Director/Writer: Fernando Di Leo / Writer: Nino Latino / Cast: Klaus Kinski, Margaret Lee, Rosalba Neri, Jane Garret, John Karlsen, Gioia Desideri, Monica Strebel.

Body Count: 11

Dire-logue: “Your desire to make love is obsessive; compulsive… Go and take a shower.”


Supposedly, men cannot go more than six seconds without thinking about sex. I don’t disagree with this assessment, but in a typical day of 16 waking hours, that’s 9,600 thoughts about sex. So…how many of those thoughts are bit sleazy?

In spite of itself, there’s nowt wrong with a bit of sleaze. It’s probably healthy! Ergo, how about this early Italian giallo that is practically dripping with sleaze? It’s certainly no Argento or Bava outing though; an institution in an old castle – seemingly only for glamorous, beautiful women – is the hunting ground for a cloaked killer who offs his victims with a variety of medieval weaponry.

Slaughter Hotel is less a horror film than some bizarro porn flick with interracial lesbian romps, endless scenes of naked women in bed, writhing with night terrors while doctors Kinski and Karlsen move around dishing up pop-psychology hypotheses’ for their fashionista patients.

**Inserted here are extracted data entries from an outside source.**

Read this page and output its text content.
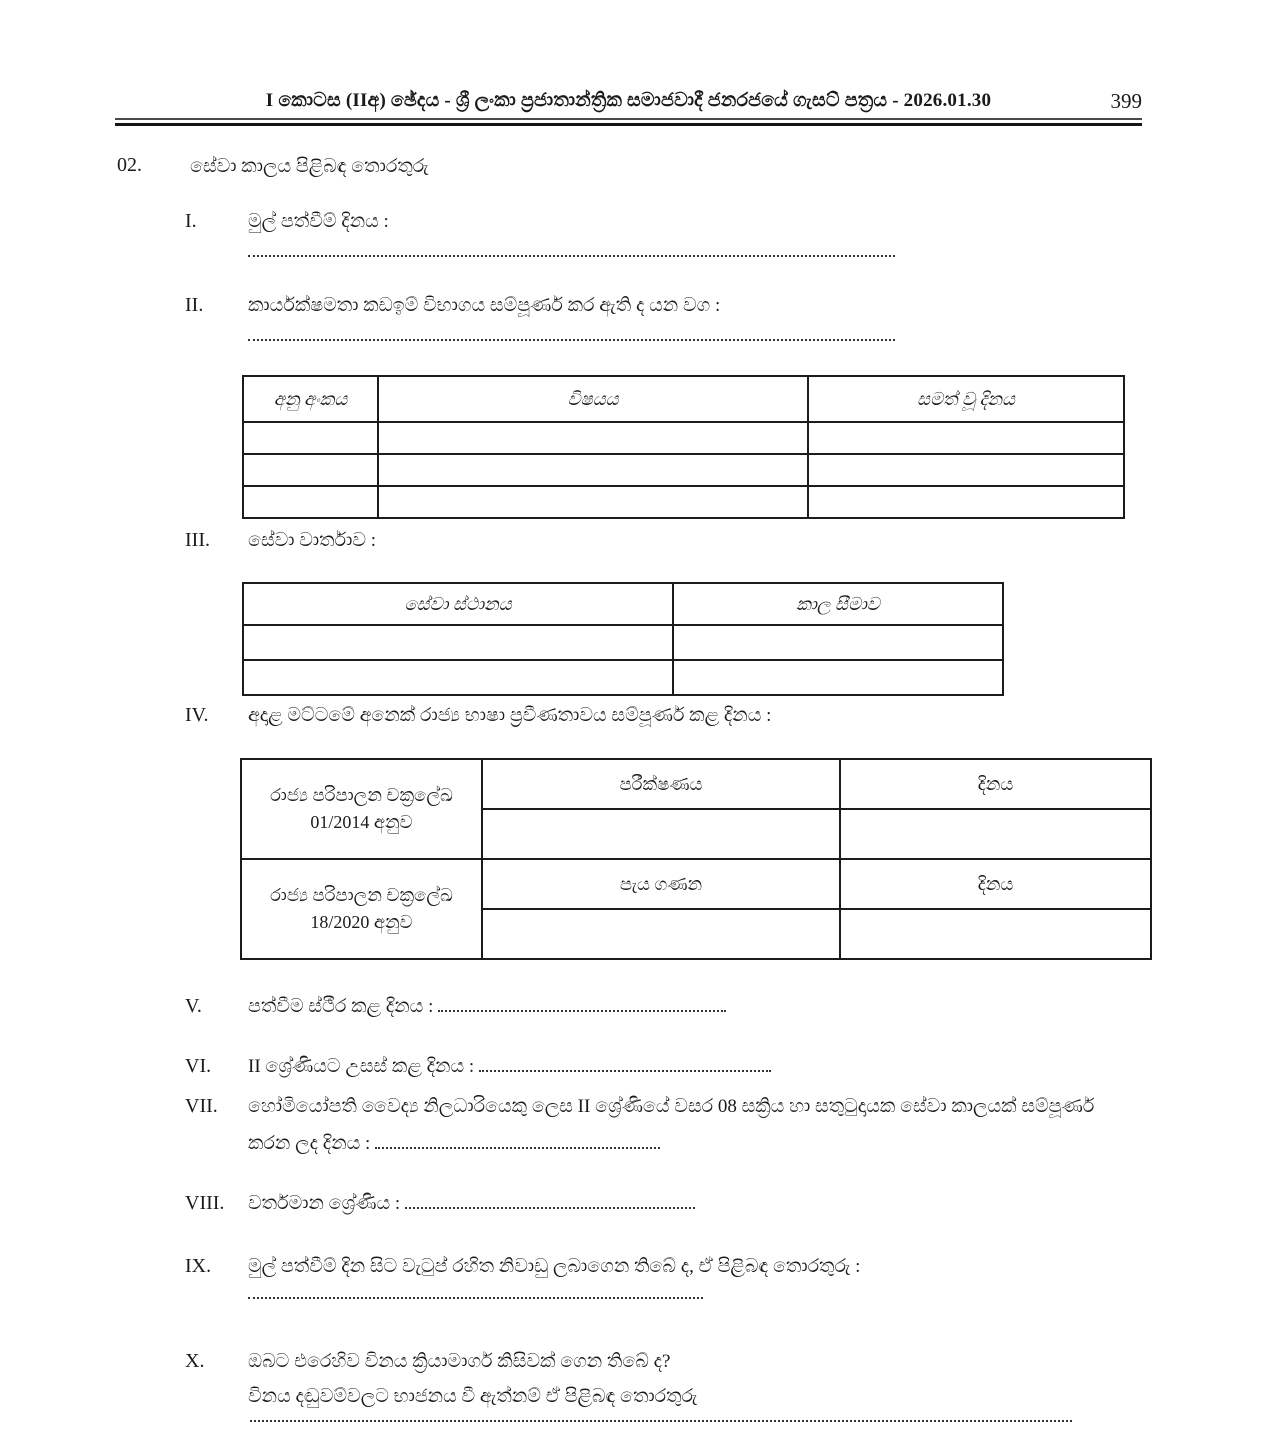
I කොටස (IIඅ) ඡේදය - ශ්‍රී ලංකා ප්‍රජාතාන්ත්‍රික සමාජවාදී ජනරජයේ ගැසට් පත්‍රය - 2026.01.30	399
02.	සේවා කාලය පිළිබඳ තොරතුරු
I.	මුල් පත්වීම් දිනය :
II.	කාර්යක්ෂමතා කඩඉම් විභාගය සම්පූර්ණ කර ඇති ද යන වග :
අනු අංකය	විෂයය	සමත් වූ දිනය

III.	සේවා වාර්තාව :
සේවා ස්ථානය	කාල සීමාව

IV.	අදාළ මට්ටමේ අනෙක් රාජ්‍ය භාෂා ප්‍රවීණතාවය සම්පූර්ණ කළ දිනය :
රාජ්‍ය පරිපාලන චක්‍රලේඛ
01/2014 අනුව	පරීක්ෂණය	දිනය

රාජ්‍ය පරිපාලන චක්‍රලේඛ
18/2020 අනුව	පැය ගණන	දිනය

V.	පත්වීම ස්ථීර කළ දිනය :
VI.	II ශ්‍රේණියට උසස් කළ දිනය :
VII.	හෝමියෝපති වෛද්‍ය නිලධාරියෙකු ලෙස II ශ්‍රේණියේ වසර 08 සක්‍රිය හා සතුටුදායක සේවා කාලයක් සම්පූර්ණ
කරන ලද දිනය :
VIII.	වර්තමාන ශ්‍රේණිය :
IX.	මුල් පත්වීම් දින සිට වැටුප් රහිත නිවාඩු ලබාගෙන තිබේ ද, ඒ පිළිබඳ තොරතුරු :
X.	ඔබට එරෙහිව විනය ක්‍රියාමාර්ග කිසිවක් ගෙන තිබේ ද?
විනය දඬුවම්වලට භාජනය වී ඇත්නම් ඒ පිළිබඳ තොරතුරු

Bouncing along to a Loveboat-esque samba rhythm of flutes and various woodwind instruments, there’s precious little dialogue, most of which is badly dubbed and nudity far outweighs any violent content. In fact, half the body count is racked up in the last couple of minutes of the film, all of it female bar one poor schmuck who’s pushed into a handy iron maiden and skewered therein.

Kinski gives an uncharacteristically restrained performance in his thankless role while all the female characters simply drape themselves around set pieces waiting to be fucked of filleted. It’s a direlogue haven, as one man drives his gorked-out wife to the venue, she lunges for the steering wheel and, as if questioning an item on the shopping list, he says to her: “killing me is one thing but why commit suicide?” Indeed. Di Leo reportedly admitted never having researched institutions prior to the shoot, which is subtley evident in the finished product. A weird, weird experience that must be seen to be believed.

Blurbs-of-interest: the film is available on a variety of cuts, some with more of the sexual content cut than others. Kinski also played a shrink in Schizoid.